Quem vos escreve é uma pessoa que adora música, poesia, livros. Quem vos escreve é uma pessoa despida de qualquer tipo de preconceito. Quem vos escreve é uma pessoa que não está inserida em qualquer dos dois lados do radicalismo político que tomou conta de nosso país, contaminando até a opção de receber uma vacina contra uma doença que vem dizimando nossa população. Quem vos escreve é alguém que tem cinco livros publicados e continua produzindo. Quem vos escreve é um compositor que tem algumas canções gravadas e que recebeu um atestado de qualidade ao ter algumas delas incluídas na programação da FM Universitária de Natal, a 88.9. Quem vos escreve é alguém que se tornou fã de Gilberto Gil quando o ouviu pela primeira vez, nos idos de 1967. A canção era a antológica Procissão.
Gilberto Gil é, sem sombra de dúvida, um de nossos maiores compositores, conhecido mundialmente por seu trabalho prolífico, múltiplo, de qualidade. É um homem de mil sons e mil palavras e agora é um imortal, ocupando a cadeira de número 20 da Academia Brasileira de Letras, que tem como patrono Joaquim Manoel de Macedo, o autor do romance A Moreninha.
A eleição do ilustre compositor baiano tem gerado bastante polêmica, como tudo hoje no Brasil, com opiniões radicais e contaminadas pelo viés político e nos remete à discussão se letra de música pode ser considerada poesia. Afirmo que sim pois temos excelentes letristas como Chico Buarque, Caetano Veloso e Salgado Maranhão, que concorreu com Gil e foi derrotado e muitas das letras desses artistas poderiam figurar em livros sem causarem constrangimento. Salgado Maranhão, poeta e letrista, separa as duas coisas e tem alguns livros publicados com seus poemas. A questão maior se prende à disputa com Ricardo Daunt, cujo perfil de escritor e intelectual, crítico literário, ensaísta, fica muito além da obra de Gilberto Gil pois além de suas letras de canções se desconhece outro trabalho que possa ser classificado de literário.
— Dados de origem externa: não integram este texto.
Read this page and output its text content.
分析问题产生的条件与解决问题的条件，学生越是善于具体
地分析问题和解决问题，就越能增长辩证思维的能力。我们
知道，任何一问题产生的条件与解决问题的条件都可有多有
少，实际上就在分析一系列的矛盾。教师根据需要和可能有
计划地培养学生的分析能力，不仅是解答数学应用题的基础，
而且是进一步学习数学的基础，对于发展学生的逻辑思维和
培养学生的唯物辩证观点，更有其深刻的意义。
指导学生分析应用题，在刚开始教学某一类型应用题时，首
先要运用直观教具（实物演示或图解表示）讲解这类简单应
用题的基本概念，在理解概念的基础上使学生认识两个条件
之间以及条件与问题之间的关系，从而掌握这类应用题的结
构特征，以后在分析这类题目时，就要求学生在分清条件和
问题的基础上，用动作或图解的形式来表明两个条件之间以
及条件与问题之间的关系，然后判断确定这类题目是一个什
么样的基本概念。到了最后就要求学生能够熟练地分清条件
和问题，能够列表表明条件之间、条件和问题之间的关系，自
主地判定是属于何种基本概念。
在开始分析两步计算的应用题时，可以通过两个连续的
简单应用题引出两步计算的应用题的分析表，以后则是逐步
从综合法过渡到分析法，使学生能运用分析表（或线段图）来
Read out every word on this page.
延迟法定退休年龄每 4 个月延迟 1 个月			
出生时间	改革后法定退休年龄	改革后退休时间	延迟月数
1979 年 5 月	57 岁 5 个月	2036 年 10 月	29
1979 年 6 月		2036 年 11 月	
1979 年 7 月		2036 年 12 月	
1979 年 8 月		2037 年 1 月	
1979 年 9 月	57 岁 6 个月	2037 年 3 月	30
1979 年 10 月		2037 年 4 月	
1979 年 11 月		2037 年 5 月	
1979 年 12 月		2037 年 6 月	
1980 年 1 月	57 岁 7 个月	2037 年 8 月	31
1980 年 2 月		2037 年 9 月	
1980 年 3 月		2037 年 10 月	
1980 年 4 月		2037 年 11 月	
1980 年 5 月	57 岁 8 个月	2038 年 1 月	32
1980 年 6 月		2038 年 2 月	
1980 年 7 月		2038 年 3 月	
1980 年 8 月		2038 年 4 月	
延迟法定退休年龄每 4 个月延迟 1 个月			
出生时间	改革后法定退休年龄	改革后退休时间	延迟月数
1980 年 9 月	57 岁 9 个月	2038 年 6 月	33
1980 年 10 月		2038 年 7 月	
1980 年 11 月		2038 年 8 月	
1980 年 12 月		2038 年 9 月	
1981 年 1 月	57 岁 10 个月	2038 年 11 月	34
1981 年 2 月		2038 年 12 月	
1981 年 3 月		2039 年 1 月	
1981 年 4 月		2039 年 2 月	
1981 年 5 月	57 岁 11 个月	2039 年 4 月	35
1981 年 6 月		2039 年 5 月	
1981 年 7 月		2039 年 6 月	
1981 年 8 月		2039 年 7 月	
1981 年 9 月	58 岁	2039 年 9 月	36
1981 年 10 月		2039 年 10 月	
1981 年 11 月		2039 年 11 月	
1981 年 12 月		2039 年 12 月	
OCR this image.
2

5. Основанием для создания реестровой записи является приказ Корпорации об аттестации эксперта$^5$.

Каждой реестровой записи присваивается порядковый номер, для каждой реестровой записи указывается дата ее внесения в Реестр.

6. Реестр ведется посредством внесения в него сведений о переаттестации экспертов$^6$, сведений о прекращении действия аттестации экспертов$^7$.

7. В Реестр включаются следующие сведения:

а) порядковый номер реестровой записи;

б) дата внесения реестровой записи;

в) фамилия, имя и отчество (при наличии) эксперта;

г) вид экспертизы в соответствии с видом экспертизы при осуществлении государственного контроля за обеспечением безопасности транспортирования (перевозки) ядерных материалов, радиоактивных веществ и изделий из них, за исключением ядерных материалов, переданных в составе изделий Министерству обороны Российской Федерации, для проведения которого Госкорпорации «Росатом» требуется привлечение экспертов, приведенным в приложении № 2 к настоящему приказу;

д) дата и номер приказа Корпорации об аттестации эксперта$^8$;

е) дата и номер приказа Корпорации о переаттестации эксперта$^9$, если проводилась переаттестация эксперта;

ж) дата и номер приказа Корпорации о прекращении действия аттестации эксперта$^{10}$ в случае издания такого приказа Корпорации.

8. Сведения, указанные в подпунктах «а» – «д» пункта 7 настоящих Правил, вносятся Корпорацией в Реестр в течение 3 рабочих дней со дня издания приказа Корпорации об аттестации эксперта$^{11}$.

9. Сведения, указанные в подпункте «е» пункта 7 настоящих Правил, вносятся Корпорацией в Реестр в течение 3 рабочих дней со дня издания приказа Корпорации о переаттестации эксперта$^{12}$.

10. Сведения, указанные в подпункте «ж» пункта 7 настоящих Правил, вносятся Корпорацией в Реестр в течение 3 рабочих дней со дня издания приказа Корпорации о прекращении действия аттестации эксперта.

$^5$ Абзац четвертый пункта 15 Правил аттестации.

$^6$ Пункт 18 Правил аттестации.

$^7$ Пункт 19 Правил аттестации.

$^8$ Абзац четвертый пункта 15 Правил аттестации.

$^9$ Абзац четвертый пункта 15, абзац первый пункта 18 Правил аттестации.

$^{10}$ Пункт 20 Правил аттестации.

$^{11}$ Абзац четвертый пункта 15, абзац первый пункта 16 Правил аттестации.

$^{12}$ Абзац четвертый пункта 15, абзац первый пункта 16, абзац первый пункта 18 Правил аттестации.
Justifica-se a candidatura de Gil e sua eleição pelo relevante valor cultural de sua obra, o que não deixa de ser verdade.
Fiz uma releitura do livro Gilberto Gil – todas as letras, organizado pelo também compositor Carlos Rennó, e encontrei verdadeiras preciosidades ao lado de outras que isoladamente poderiam parecer bobagens só merecendo serem lembradas por estarem acompanhadas de uma melodia, servindo para a dança e a diversão.
Gilberto Gil mereceria com certeza uma cadeira na Academia Brasileira de Letras de Música, mas esta academia não existe.
A admissão na Academia Brasileira de Letras, como em outras academias, ocorre através de uma eleição e de resultados de eleições já estamos cheios, apesar do sistema democrático ser inquestionável. Mas temos todo tipo de eleição, inclusive aquelas através das redes sociais, que não querem dizer nada. A eleição da atriz Fernanda Montenegro para a mesma academia vem sendo questionada e a explicação é a mesma dada para a do compositor baiano, um trabalho de relevante valor cultural. Fernanda Montenegro sequer teve com quem disputar, talvez porque pretensos candidatos já sabiam que se trata de um jogo de cartas marcadas.
Independente da questão, vou continuar admirando Gilberto Gil e ouvindo suas canções, considerando-o um imortal compositor e letrista.
Vou encerrar citando um trecho do livro do poeta Augusto de Campos BALANÇO DA BOSSA. “Quando termino a elaboração deste livro, sai o LP de Gilberto Gil (Phillips R 765.021 L). Na capa pop-brasil de Rogério Duarte + Antônio Dias + David D, Zingg, o compositor baiano desafia, sonsorrindo, de camisolão e machado-de-assis”. Gil debochava da academia da qual agora faz parte.